JAMIE TIMSON
A mobile phone recovered from the crash site reportedly contains video recorded just before plane went down
Prakash Mathema/Getty Images
Rescue workers have given up hope of finding any survivors from Nepal’s deadliest plane crash in decades, according to officials.
The Yeti Airlines flight was carrying 72 passengers and crew from the Nepalese capital Kathmandu to the “tourist city” of Pokhara on Sunday in “clear weather” when it crashed into a river gorge and caught fire just seconds before the scheduled landing, The India Expressreported. Local official Tek Bahadur said today that 68 bodies had been found and that there was “nil” chance of any survivors.
Teknath Sitaula, a Kathmandu Airport official, said the black box and cockpit flight recorder from the plane had also been recovered and were in “a good condition”.

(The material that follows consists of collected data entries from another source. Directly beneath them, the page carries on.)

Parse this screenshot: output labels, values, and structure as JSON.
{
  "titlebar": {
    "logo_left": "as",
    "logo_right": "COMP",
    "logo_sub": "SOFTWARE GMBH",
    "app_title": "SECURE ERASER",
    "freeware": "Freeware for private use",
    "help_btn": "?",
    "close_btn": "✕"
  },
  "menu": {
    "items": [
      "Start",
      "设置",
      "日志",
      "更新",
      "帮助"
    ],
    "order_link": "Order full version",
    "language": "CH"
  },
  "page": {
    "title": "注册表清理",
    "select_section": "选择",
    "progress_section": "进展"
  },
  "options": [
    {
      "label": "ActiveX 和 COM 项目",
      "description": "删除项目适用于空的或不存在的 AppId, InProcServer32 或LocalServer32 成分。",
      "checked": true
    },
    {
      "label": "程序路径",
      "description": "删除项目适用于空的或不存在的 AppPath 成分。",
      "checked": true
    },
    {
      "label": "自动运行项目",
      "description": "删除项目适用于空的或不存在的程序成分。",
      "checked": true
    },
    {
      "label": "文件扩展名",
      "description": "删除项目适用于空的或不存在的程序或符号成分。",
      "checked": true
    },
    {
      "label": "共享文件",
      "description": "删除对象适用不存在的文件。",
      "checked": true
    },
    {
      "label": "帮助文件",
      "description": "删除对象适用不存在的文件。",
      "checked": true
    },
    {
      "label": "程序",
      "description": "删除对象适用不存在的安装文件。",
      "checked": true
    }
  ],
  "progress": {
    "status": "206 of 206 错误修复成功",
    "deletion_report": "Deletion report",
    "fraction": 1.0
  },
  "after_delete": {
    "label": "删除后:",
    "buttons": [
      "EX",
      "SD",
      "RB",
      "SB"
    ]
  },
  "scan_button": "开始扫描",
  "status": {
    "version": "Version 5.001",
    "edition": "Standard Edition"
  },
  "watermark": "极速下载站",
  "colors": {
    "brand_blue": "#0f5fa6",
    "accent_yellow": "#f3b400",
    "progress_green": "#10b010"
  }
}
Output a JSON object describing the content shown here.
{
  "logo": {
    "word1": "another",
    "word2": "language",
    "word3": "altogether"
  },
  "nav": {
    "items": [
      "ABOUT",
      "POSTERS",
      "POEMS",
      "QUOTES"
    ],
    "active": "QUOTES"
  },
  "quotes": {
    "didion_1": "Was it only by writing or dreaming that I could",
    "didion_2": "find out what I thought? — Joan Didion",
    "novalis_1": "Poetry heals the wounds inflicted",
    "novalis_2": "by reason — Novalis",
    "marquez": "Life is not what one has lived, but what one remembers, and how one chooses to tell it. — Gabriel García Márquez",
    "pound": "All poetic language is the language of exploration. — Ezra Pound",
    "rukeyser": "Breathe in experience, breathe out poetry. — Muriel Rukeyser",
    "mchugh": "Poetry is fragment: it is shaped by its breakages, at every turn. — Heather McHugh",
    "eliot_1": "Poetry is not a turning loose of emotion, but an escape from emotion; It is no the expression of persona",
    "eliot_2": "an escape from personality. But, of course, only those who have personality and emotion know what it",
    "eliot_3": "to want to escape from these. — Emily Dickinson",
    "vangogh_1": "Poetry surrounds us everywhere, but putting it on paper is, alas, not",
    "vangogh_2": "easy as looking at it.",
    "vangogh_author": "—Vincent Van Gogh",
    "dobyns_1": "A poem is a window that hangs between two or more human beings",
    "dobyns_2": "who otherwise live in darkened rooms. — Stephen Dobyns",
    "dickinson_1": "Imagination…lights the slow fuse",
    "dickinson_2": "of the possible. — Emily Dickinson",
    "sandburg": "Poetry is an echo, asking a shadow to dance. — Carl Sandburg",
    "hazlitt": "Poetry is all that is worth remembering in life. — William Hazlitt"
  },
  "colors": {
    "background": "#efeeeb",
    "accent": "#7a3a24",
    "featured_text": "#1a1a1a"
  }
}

Investigators had yet to determine the cause of the crash, but an airport spokesperson told the BBC that the pilot did not report “anything untoward” as the plane approached the airport and that there had been “no issue” with the weather or visibility.
A mobile phone was also recovered from the crash site that “apparently contains video recorded by a passenger on their mobile phone moments before impact”, said The Times. The video was passed to Abhishek Pratap Shah, a former Nepali MP, who told Indian news channelNDTV that the footage was shared with him by a “friend” who “received it from police personnel”.
The Times reported that the “distressing” video “shows the last moments before the plane crashed as one member of the group filmed live on Facebook”.
The plane was carrying 57 Nepalis, five Indians, four Russians, two South Koreans, and one person each from Argentina, Ireland, Australia and France.
The crew included co-pilot Anju Khatiwada, who had lost her husband, also a Yeti Airlines pilot, in a plane crash in 2006. A spokesperson for the domestic carrier told Reuters that Khatiwada “got her pilot training with the money she got from the insurance after her husband’s death”.
According to Sky News, since 2000 nearly 350 people have died in plane or helicopter crashes in Nepal, “where sudden weather changes can make for hazardous conditions”.